It's clearly not CW's fault that her husband has a long-standing addiction to pornography, or that he has a long history of infidelity and sexual problems.
It IS CW's responsibility to make a decision about what she will tolerate and what she will not. There's an old saying that tells us that what we tolerate, we teach. One reason you can fairly say that "it takes two" is that even if the husband is doing and has done everything CW describes, she still has a choice as to what she will do.
CW, I'm not going to advise you to leave, although I will admit that reading between the lines, I feel like you're thinking along those lines and wondering if someone will tell you to do so. I'm not going to tell you to stay, either.
If you want to stay, there are some pieces of advice I will offer. Again, this is free advice from an anonymous stranger on the internet, guaranteed to be as reliable as that would indicate:
1. If you've found a sex therapist you think may be good, and he won't go, tell him you're going whether he does or not and then go. He may join you there eventually, or he may not, but that sex therapist can do a lot more for you even individually than we can do here on this internet forum. If you reach the end of what the sex therapist can do for an individual, and your husband still isn't joining you, then your therapist can probably at least refer you to an individual counselor.
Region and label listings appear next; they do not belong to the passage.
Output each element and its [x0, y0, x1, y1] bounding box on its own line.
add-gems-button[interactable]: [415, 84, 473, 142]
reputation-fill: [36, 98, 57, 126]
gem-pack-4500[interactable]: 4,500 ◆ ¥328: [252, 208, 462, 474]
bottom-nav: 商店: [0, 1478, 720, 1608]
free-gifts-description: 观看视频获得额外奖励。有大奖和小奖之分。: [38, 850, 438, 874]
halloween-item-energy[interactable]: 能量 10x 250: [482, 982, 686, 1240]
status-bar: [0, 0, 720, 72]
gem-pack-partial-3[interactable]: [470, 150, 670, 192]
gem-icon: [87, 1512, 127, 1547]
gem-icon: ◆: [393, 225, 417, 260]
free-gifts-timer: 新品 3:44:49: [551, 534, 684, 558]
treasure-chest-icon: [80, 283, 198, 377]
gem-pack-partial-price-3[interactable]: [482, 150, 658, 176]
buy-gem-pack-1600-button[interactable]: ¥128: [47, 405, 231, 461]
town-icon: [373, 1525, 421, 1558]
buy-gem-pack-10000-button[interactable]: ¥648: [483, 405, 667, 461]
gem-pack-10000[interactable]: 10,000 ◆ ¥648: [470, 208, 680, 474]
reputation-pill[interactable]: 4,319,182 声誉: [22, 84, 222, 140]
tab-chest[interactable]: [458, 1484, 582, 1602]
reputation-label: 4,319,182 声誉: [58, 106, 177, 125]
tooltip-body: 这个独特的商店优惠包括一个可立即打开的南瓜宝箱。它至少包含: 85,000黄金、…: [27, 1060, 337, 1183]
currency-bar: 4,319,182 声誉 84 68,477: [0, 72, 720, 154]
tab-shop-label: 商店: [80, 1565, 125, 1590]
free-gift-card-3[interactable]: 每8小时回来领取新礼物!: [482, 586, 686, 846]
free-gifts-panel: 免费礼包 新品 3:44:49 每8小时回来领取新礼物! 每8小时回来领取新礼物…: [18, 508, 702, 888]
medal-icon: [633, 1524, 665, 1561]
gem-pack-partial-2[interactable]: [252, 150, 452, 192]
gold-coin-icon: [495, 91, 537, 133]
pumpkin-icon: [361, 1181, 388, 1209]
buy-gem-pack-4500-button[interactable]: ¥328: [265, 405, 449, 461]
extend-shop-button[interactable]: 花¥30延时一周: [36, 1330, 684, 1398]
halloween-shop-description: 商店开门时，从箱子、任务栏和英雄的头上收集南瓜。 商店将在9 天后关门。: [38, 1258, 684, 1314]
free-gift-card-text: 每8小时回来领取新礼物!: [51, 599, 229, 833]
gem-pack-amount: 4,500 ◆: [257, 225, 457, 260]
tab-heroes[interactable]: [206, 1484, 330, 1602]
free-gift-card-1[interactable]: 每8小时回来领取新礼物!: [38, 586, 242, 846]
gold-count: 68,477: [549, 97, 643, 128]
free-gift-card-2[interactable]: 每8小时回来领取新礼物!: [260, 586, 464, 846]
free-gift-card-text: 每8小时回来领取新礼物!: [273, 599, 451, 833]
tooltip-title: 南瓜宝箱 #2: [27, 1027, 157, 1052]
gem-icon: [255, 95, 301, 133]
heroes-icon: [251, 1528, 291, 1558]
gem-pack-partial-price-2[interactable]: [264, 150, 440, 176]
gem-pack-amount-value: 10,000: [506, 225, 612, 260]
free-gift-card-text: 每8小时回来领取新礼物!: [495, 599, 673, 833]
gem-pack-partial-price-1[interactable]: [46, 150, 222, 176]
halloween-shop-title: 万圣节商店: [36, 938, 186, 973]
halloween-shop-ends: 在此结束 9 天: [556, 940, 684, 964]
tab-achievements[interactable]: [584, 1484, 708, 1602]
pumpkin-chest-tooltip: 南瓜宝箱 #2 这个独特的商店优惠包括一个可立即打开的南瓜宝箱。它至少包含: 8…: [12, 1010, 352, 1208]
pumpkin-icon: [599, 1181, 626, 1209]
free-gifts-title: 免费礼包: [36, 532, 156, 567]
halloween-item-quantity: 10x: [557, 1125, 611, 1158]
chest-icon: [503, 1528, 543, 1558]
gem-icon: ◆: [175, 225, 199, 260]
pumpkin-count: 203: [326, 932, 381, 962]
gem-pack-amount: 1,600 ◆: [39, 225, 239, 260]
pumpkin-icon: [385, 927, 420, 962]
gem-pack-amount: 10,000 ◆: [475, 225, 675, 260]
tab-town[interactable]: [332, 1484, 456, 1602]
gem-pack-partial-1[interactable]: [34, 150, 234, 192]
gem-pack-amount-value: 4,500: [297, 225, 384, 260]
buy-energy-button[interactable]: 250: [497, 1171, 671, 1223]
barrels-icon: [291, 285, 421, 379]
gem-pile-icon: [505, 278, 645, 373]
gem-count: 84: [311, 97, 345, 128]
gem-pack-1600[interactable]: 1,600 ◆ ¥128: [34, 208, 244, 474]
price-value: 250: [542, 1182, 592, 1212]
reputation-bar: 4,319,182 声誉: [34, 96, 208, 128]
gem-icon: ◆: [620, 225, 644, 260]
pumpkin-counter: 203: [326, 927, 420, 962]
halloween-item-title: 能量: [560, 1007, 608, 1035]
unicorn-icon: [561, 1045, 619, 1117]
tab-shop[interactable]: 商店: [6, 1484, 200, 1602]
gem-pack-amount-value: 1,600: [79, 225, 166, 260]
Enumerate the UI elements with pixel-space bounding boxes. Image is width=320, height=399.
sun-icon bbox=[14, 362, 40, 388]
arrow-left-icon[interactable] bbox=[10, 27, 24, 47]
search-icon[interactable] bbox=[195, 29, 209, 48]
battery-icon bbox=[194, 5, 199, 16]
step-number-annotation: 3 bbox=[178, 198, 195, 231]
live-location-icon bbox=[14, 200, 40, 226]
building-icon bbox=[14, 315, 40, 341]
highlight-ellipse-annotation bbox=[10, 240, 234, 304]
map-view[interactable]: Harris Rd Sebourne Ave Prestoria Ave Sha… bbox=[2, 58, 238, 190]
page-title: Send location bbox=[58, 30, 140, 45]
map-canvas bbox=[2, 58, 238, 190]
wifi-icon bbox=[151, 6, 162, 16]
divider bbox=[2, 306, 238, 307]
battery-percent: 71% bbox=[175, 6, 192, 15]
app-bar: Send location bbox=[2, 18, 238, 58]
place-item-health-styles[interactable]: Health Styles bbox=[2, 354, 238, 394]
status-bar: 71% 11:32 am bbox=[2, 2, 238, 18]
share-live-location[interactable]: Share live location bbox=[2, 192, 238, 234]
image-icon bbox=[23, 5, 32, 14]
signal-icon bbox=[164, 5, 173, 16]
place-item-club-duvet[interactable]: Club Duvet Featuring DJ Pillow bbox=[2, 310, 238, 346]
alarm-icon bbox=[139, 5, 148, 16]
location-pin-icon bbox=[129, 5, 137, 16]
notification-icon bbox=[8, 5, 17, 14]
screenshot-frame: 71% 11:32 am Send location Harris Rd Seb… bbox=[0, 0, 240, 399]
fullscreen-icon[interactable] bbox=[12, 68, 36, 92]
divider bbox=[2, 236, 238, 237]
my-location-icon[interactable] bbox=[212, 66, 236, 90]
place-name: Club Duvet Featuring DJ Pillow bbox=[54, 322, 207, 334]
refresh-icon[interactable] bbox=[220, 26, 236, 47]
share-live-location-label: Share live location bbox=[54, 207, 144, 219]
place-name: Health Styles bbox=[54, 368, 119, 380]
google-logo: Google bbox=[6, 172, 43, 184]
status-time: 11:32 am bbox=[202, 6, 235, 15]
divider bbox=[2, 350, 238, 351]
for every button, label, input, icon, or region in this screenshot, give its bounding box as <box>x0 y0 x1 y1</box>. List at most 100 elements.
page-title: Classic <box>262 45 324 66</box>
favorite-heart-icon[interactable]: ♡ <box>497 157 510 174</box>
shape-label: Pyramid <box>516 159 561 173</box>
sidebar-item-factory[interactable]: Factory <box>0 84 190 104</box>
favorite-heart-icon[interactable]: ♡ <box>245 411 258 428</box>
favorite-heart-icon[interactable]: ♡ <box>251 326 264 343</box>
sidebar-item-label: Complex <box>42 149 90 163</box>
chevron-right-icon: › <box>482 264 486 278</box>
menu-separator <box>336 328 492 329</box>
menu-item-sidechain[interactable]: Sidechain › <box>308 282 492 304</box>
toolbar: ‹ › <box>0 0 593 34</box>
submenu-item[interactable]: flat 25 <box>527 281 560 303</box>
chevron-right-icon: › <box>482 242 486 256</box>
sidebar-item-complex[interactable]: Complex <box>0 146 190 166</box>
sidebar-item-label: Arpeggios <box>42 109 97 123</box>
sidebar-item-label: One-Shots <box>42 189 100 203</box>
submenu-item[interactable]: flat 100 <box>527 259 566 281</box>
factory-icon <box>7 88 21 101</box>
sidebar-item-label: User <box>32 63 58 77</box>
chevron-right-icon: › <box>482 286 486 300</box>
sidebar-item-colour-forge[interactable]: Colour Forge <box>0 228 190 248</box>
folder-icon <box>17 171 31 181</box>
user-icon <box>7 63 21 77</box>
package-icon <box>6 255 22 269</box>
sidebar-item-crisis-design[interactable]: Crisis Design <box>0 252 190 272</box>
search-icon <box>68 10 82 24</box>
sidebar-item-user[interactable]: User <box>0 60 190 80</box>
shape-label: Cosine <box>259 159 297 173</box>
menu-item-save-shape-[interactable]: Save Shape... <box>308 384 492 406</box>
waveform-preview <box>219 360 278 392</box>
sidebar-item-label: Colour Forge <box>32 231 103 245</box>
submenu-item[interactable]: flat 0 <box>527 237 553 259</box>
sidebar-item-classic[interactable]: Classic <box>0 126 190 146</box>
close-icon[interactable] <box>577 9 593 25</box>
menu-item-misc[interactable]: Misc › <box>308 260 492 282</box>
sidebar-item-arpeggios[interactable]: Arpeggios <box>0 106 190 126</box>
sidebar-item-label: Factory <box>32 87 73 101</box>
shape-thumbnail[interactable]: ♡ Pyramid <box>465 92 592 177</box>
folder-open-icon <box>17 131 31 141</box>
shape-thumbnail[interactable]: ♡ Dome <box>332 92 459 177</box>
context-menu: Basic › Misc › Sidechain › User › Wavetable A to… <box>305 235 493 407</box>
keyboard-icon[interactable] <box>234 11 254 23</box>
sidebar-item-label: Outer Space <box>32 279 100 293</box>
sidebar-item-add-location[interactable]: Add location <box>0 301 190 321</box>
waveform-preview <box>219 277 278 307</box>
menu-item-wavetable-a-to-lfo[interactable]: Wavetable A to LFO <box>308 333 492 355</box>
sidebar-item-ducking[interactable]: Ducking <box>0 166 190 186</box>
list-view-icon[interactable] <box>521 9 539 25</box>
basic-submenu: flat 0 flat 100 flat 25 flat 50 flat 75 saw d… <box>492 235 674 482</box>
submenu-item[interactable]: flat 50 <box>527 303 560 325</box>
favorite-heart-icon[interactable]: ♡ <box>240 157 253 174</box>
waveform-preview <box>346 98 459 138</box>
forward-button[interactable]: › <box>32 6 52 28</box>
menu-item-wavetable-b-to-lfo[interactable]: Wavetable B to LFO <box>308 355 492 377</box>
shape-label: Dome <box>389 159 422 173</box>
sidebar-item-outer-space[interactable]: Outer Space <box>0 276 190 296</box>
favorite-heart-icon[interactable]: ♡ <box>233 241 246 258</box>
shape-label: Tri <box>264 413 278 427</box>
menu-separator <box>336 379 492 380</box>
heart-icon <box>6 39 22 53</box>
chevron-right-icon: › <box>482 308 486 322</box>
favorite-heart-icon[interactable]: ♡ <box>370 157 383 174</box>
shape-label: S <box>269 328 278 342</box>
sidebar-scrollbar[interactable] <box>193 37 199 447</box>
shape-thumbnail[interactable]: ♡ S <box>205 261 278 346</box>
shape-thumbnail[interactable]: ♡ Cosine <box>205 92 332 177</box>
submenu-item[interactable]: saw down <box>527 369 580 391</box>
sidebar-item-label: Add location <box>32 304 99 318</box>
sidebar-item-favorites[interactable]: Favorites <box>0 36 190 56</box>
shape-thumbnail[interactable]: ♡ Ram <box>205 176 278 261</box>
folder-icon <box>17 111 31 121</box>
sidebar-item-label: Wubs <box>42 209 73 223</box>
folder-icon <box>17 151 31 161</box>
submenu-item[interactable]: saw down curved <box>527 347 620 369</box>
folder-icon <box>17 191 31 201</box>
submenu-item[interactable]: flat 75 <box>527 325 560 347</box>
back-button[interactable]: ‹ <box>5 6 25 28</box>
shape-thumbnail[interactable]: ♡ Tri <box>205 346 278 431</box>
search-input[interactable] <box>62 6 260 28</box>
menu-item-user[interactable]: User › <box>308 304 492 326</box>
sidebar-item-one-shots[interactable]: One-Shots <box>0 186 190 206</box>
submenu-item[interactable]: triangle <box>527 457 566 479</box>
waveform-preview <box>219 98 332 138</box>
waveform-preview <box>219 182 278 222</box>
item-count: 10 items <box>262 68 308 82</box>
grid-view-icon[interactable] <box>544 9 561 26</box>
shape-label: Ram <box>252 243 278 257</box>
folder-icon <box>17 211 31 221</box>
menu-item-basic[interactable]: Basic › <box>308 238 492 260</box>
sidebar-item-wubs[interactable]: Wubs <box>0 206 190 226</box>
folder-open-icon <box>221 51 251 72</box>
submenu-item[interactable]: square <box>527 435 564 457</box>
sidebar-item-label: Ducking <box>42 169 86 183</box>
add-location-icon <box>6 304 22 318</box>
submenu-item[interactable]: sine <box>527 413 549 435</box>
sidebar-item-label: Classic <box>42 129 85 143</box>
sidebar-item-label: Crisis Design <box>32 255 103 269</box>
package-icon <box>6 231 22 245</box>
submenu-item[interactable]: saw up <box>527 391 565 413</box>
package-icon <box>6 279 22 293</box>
2. From your description of what his exes told you, combined with your own experience, it's clear that this man has a history of serious sexual dysfunction. You may not be able to help him with that. You're going to have to be very clear about what you will and won't accept in your marriage. This means saying something like what Evolve suggested: "I love you, but I won't live in a sexless marriage with a man who can't or won't get help or help me fix the problem. If we can't work together to fix this, I have to leave you." Gotta mean it, though, because it's really possible you'll have to follow through.
3. I hope you saw the suggestion about safe sex above. As cold as this sounds, in your shoes, I wouldn't want to be taking any risk of becoming pregnant with this man's child. You may feel differently about that in a couple of years, but please don't take the chance right now. If that seems very presumptuous for someone who doesn't know you, that's only because it is, but you did ask for advice.